Can't replace NER pipe in an existing model. Works in 2.2.4 but crashes in 2.3
See original GitHub issueHow to reproduce the behaviour
Hello,
I am trying to replace the NER pipe from spaCy’s en_core_web_md
with my own since I don’t need any of the NER but I would like to keep the trained tagger and parser. The docs aren’t exactly clear about this but what I do is below (using the ANIMAL training example)
nlp = spacy.load('en_core_web_md')
nlp.remove_pipe("ner")
ner = nlp.create_pipe("ner")
nlp.add_pipe(ner, last=True)
ner.add_label(LABEL)
train(TRAIN_DATA) # in here I call optimizer = nlp.begin_training() with the new entity
nlp.to_disk('en_core_new_ner')
This all goes fine and the model successfully trains itself (the losses look normal), and the model saves and loads to disk. However when I try to create a doc object and print the ents with the new model I get this error:
File "/usr/local/lib/python3.7/site-packages/plac_core.py", line 232, in consume
return cmd, self.func(*(args + varargs + extraopts), **kwargs)
File "brain.py", line 192, in main
doc = brain.nlp(example)
File "/usr/local/lib/python3.7/site-packages/spacy/language.py", line 446, in __call__
doc = proc(doc, **component_cfg.get(name, {}))
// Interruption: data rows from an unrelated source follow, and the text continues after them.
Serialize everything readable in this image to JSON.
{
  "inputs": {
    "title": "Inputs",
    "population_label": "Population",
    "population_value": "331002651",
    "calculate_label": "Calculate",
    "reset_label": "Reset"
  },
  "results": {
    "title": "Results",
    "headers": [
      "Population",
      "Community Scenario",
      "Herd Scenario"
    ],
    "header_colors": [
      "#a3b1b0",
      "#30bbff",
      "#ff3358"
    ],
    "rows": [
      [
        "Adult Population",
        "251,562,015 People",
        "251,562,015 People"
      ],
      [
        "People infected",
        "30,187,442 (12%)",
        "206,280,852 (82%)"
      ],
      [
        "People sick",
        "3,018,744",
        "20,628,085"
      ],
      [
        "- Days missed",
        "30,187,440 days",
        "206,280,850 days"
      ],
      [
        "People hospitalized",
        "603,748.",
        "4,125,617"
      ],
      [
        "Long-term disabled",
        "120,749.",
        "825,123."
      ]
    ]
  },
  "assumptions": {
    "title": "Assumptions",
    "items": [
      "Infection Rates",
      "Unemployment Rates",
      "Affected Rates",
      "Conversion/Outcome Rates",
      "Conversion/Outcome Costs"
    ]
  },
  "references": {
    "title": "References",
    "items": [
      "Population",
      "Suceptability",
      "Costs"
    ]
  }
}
File "pipes.pyx", line 398, in spacy.pipeline.pipes.Tagger.__call__
File "pipes.pyx", line 443, in spacy.pipeline.pipes.Tagger.set_annotations
File "morphology.pyx", line 292, in spacy.morphology.Morphology.assign_tag_id
ValueError: [E014] Unknown tag ID: 25
My assumption is that calling nlp.begin_training()
is also screwing up the tagger/parser, but the folder clearly has the tagger and parser in it and I disable pipes before training. However the tag_map
in this new model looks different from the tag map in en_core_web_md
. My training code is almost identical to the one in the training example https://spacy.io/usage/training#example-new-entity-type
Is there any advice on how to cleanly keep the tagger and parser from an existing model but replace the NER component (I don’t want any of the built in entities) but also don’t want to have to retrain a tagger and parser.
Your Environment
spaCy version 2.3.0
Location /usr/local/lib/python3.7/site-packages/spacy
Platform Darwin-18.6.0-x86_64-i386-64bit
Python version 3.7.7
Issue Analytics
- State:
- Created 3 years ago
- Comments:5 (3 by maintainers)
Top GitHub Comments
Thanks for the report! This is due to a bug related to tag maps in 2.3.0 (fixed in #5641). As a workaround, copying the
tagger
directory in the model should work, even if it’s not the prettiest solution. I hope 2.3.1 will be ready today, if not then very soon.This thread has been automatically locked since there has not been any recent activity after it was closed. Please open a new issue for related bugs.